Ein Film wie ein Comic - "Lollipop Monster" erzählt seine Coming-of-Age-Geschichte nicht im üblichen soliden, künstlerisch mehr oder weniger ambitionierten Kinostil, sondern so grell-bunt, schrill und überbordend vital, wie es dem Hormonstatus von Um-die-Fünfzehnjährigen entspricht. Ziska Riemann - selbst Comic-Zeichnerin und bekannt durch die "Seyfried und Ziska"-Alben mit Gerhard Seyfried - kombiniert Realbilder mit Zeichentricksequenzen, Musikclips und Super-8-Aufnahmen und gibt sich auch in den sogenannten Realfilmsequenzen jede Mühe, nicht zu naturalistisch vorzugehen.

Lollipop Monster: hormonelle Achterbahnfahrt (Foto: Salzgeber & Company Medien)
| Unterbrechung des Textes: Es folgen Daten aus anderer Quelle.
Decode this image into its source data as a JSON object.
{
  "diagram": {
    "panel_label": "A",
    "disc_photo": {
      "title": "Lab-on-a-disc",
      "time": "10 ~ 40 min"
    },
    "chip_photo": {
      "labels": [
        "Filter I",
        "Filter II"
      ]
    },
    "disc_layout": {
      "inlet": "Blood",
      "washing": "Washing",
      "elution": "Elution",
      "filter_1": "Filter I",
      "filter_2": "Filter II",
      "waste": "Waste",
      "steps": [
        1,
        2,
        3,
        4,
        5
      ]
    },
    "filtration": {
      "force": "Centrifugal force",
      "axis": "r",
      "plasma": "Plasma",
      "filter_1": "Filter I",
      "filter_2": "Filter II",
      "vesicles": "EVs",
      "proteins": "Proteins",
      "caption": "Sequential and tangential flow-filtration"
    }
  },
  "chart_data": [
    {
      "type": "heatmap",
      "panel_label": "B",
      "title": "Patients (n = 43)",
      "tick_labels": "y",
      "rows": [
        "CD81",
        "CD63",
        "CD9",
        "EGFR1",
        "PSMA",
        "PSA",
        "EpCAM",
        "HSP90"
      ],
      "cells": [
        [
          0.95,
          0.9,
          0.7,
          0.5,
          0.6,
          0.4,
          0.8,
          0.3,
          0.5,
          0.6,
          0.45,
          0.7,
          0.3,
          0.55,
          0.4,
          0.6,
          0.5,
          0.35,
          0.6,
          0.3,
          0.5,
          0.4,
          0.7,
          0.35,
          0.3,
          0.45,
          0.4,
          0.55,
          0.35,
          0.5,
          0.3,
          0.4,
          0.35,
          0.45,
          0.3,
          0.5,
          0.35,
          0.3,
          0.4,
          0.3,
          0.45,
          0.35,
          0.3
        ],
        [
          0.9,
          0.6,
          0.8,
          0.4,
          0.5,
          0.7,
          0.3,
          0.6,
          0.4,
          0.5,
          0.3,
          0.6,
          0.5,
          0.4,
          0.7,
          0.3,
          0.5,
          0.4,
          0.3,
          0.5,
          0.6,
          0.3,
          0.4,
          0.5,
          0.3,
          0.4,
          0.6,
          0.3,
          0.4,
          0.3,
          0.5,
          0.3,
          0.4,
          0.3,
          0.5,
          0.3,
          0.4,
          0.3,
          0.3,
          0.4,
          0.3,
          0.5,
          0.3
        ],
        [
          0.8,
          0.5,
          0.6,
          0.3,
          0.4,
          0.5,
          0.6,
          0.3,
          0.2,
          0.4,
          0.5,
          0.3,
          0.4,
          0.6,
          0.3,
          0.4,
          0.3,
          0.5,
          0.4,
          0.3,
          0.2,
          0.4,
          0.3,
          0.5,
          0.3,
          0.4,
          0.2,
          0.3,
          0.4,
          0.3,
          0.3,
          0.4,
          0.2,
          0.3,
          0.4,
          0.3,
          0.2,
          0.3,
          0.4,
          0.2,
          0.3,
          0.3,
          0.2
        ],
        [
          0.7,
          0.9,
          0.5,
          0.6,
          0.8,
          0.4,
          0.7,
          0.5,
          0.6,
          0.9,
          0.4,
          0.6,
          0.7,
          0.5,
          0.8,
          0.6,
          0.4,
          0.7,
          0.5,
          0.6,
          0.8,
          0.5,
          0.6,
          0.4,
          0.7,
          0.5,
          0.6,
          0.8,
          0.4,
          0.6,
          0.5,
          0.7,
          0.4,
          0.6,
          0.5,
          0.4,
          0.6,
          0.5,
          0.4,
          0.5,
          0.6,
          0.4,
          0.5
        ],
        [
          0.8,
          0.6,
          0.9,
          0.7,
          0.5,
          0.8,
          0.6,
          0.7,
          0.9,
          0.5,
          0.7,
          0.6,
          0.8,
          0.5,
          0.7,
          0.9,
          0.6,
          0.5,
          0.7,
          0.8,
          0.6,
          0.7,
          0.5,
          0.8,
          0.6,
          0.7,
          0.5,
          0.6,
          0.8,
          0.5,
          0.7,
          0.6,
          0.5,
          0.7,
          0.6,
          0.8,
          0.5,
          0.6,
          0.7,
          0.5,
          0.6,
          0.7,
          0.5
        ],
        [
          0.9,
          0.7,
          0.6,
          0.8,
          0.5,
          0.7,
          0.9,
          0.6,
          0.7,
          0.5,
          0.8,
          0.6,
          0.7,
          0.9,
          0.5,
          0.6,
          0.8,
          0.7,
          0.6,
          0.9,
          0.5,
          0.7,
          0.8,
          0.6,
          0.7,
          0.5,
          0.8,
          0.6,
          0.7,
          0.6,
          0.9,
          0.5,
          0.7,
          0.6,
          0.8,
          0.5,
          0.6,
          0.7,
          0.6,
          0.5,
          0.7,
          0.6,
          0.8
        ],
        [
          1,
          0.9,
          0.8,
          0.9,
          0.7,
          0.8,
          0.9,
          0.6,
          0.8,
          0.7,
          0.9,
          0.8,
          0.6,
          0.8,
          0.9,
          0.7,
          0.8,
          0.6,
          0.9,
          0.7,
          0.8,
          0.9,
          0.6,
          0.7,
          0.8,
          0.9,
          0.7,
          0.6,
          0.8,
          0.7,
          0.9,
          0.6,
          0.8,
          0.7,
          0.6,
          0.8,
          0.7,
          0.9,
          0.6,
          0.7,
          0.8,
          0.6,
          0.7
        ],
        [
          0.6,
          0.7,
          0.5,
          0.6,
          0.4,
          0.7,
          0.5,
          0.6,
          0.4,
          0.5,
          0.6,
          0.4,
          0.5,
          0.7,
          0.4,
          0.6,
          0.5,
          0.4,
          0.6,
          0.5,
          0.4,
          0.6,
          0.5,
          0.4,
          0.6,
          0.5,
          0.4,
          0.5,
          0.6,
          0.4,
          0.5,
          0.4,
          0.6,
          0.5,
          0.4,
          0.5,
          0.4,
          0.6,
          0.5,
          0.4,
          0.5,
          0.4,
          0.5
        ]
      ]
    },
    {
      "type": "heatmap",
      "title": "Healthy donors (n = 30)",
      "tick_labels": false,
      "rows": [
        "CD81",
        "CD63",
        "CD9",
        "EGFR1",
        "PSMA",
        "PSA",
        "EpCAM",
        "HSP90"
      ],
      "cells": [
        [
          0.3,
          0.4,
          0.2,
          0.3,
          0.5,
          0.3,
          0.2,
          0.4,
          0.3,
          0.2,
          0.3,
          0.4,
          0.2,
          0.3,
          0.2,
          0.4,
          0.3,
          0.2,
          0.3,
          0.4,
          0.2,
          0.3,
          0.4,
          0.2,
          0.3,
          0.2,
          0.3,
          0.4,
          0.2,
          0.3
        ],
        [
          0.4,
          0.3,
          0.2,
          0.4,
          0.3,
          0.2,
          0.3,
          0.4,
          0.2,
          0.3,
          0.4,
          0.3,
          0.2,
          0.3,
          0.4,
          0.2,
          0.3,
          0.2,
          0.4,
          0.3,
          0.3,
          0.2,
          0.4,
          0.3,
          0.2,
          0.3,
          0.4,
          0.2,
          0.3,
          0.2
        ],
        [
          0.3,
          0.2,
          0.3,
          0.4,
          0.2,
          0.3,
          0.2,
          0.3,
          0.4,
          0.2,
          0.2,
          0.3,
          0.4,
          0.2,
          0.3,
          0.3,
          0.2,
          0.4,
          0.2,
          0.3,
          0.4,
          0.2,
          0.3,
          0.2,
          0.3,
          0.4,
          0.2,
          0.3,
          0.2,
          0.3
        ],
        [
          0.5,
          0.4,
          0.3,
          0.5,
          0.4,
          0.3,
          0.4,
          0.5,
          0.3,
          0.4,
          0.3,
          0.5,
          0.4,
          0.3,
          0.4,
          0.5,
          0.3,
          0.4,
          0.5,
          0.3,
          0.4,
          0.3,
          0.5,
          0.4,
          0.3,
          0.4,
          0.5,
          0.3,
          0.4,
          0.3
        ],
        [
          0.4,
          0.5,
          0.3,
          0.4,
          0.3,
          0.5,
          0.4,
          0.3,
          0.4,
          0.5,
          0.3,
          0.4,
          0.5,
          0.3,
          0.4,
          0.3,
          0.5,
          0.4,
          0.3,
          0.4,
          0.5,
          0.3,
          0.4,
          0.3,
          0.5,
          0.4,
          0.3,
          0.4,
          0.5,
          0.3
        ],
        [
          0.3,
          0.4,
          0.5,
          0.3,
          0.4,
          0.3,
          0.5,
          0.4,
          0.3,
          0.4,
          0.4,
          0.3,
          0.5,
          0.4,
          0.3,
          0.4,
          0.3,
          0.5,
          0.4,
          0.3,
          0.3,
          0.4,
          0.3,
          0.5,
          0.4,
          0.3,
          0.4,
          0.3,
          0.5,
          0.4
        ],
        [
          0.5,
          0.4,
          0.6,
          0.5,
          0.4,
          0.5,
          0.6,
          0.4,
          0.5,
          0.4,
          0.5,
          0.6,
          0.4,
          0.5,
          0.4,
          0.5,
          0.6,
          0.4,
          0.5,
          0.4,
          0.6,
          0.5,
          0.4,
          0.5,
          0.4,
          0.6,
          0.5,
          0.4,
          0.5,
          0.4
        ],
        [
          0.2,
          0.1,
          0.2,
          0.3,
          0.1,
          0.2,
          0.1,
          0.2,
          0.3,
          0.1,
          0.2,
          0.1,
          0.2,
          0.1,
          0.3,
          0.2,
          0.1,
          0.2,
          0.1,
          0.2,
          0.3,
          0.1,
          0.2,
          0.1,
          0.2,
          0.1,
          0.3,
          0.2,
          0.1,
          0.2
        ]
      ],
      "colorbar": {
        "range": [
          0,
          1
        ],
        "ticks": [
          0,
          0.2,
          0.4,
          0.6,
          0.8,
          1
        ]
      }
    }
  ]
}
Ari (Jella Haase) ist eine blonde Lolita mit schläfrigen Kulleraugen, Kniestrümpfen und Zöpfen, deren bonbonfarbene Pullover und T-Shirts sich über erstaunlich entwickelten Brüsten spannen. Ihre Freundin Oona (Sarah Horváth), die Ari auf dem Schulhof nicht findet, eher erkennt im biblischen Sinn, mutet wie eine Holly Golightly der Nullerjahre an, mit ihren schwarzen Haaren, der schwarzen Kleidung, den Katzenaugen, und ihrer eleganten Melancholie.

Die beiden wirken wie Gegensätze, aber sie sind von Anfang an verbunden durch die Liebe zur selben Musik. Den eingängig düsteren Sound einer imaginären Band namens Tier hat Alexander Hacke zu den Texten von Riemann und ihrer Co-Autorin Luci Van Org speziell für den Film geschrieben. "Wir verstehen uns blind, weil wir dieselbe Gattung sind", heißt es da, und dass der Mensch das größte Raubtier von allen sei.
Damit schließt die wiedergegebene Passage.